Researchers Flying High
Researchers from Freie Universität study floating particles in the atmosphere and develop measurement methods
Sep 29, 2011
Meteorologist Lindemann travels in service to science, piloting the research aircraft operated by the Institute of Space Sciences at Freie Universität Berlin. The plane, a Cessna 207, is equipped with measuring devices to study the atmosphere and for remote sensing of land and water surfaces. The Cessna actually has space for eight, but five seats have been removed and replaced with equipment: The plane carries more than 300 kilograms of technical equipment on board, which takes a fair amount of space. From carbon dioxide to ozone or tiny particles called aerosols that float in the air, the instruments don’t miss a thing, right down to the tiniest particle or gas concentration. Pollen, dust, soot, and fog are present even in the cleanest-seeming atmosphere, the result of natural processes such as forest fires – or caused by people, in the form of vehicle emissions or industrial pollution.
These aerosols do not become visible, though, until the air seems to thicken, starting at a concentration of one million particles per cubic centimeter. In April 2010, when the eruption of Iceland’s Eyjafjallajökull volcano brought European air traffic to a halt, aerosols were clearly in evidence, in the form of an ash cloud that darkened the skies. The research aircraft operated by Freie Universität Berlin was one of the few to return to the air over Berlin just a short time after the eruption. Its aim: to measure the aerosol content in the atmosphere.
But what else can these measurements tell us, aside from warning air traffic about volcanic ash? “These tiny particles have a big impact on the climate,” says Professor Jürgen Fischer. “With our measurements, we hope to pinpoint these effects more precisely.” After all, depending on their visual characteristics, aerosols can have either a cooling effect on the climate or contribute to warming, depending on whether they reduce the amount of radiation from the sun that reaches the ground – like a parasol – or absorb solar energy like a sponge, convert it to heat, and then release it back into the air.
The Institute of Space Sciences is not only a site of scientific endeavor, but also of development. Equipment produced at Freie Universität Berlin is also used outside of the university itself: Germany’s largest research vessel, the icebreaker Polarstern, has used measurement instruments from Dahlem to measure aerosol distributions in maritime air masses from Bremerhaven to Costa Rica. But before the instruments can be used to take such large-scale measurements, they have to pass a number of tests of their suitability aboard the Cessna. The same is also true of instruments that will later be used on satellites.

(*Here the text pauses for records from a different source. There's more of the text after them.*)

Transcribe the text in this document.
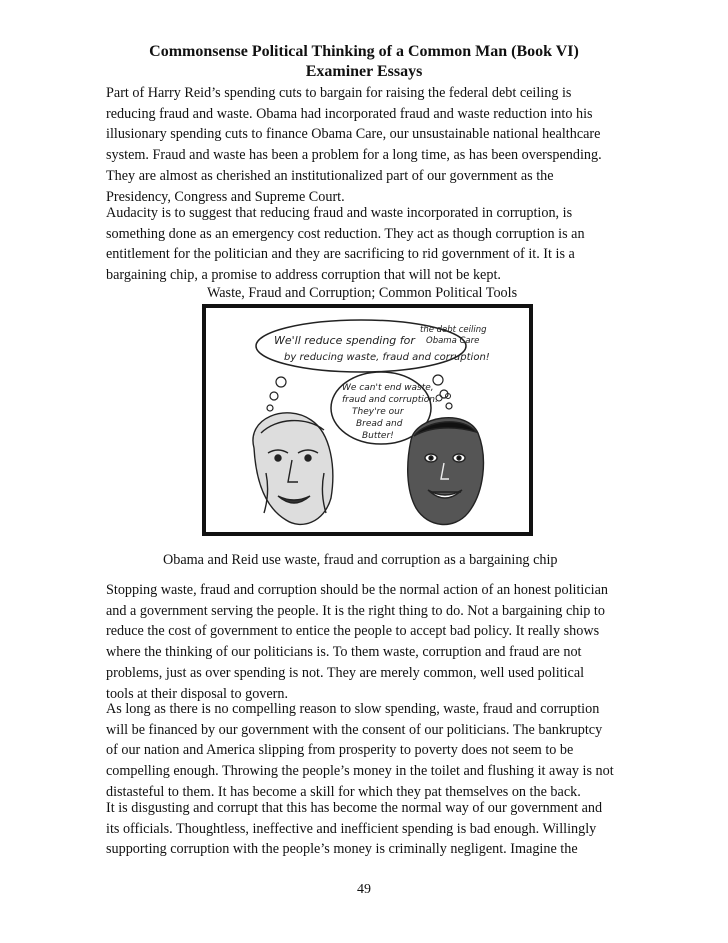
Commonsense Political Thinking of a Common Man (Book VI)
Examiner Essays
Part of Harry Reid’s spending cuts to bargain for raising the federal debt ceiling is
reducing fraud and waste. Obama had incorporated fraud and waste reduction into his
illusionary spending cuts to finance Obama Care, our unsustainable national healthcare
system. Fraud and waste has been a problem for a long time, as has been overspending.
They are almost as cherished an institutionalized part of our government as the
Presidency, Congress and Supreme Court.
Audacity is to suggest that reducing fraud and waste incorporated in corruption, is
something done as an emergency cost reduction. They act as though corruption is an
entitlement for the politician and they are sacrificing to rid government of it. It is a
bargaining chip, a promise to address corruption that will not be kept.
Waste, Fraud and Corruption; Common Political Tools
We'll reduce spending for
by reducing waste, fraud and corruption!
the debt ceiling
Obama Care
We can't end waste,
fraud and corruption.
They're our
Bread and
Butter!
Obama and Reid use waste, fraud and corruption as a bargaining chip
Stopping waste, fraud and corruption should be the normal action of an honest politician
and a government serving the people. It is the right thing to do. Not a bargaining chip to
reduce the cost of government to entice the people to accept bad policy. It really shows
where the thinking of our politicians is. To them waste, corruption and fraud are not
problems, just as over spending is not. They are merely common, well used political
tools at their disposal to govern.
As long as there is no compelling reason to slow spending, waste, fraud and corruption
will be financed by our government with the consent of our politicians. The bankruptcy
of our nation and America slipping from prosperity to poverty does not seem to be
compelling enough. Throwing the people’s money in the toilet and flushing it away is not
distasteful to them. It has become a skill for which they pat themselves on the back.
It is disgusting and corrupt that this has become the normal way of our government and
its officials. Thoughtless, ineffective and inefficient spending is bad enough. Willingly
supporting corruption with the people’s money is criminally negligent. Imagine the
49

Before its use as a flying research station, the Cessna was purely a private aircraft. Professor Reinhard Furrer, an astronaut and the founding director of the Institute of Space Sciences at Freie Universität, bought the plane in 1988, from a farmer in the United States – in order to retrofit it and use it in Berlin as a research aircraft.
Furrer, who had traveled into space three years before on the shuttle Challenger, made sure that he personally was the one to pilot the Cessna the nearly 8,000 kilometers between its original location in the United States and Berlin, with a few additional tanks and layovers in Newfoundland, Greenland, and Iceland. “Furrer often pushed the limits of what was possible,” says Professor Fischer, commenting on the challenging flight. Fischer spent years working at the Institute with the astronaut. Professor Furrer was killed in 1995, at the age of 54, when he was on board a historic plane that crashed.
The research plane’s aircraft registration code recalls the late scientist: The letters D-EAFU appear on the underside of the left wing. “The FU at the end stands for both Freie Universität and Furrer,” says Lindemann.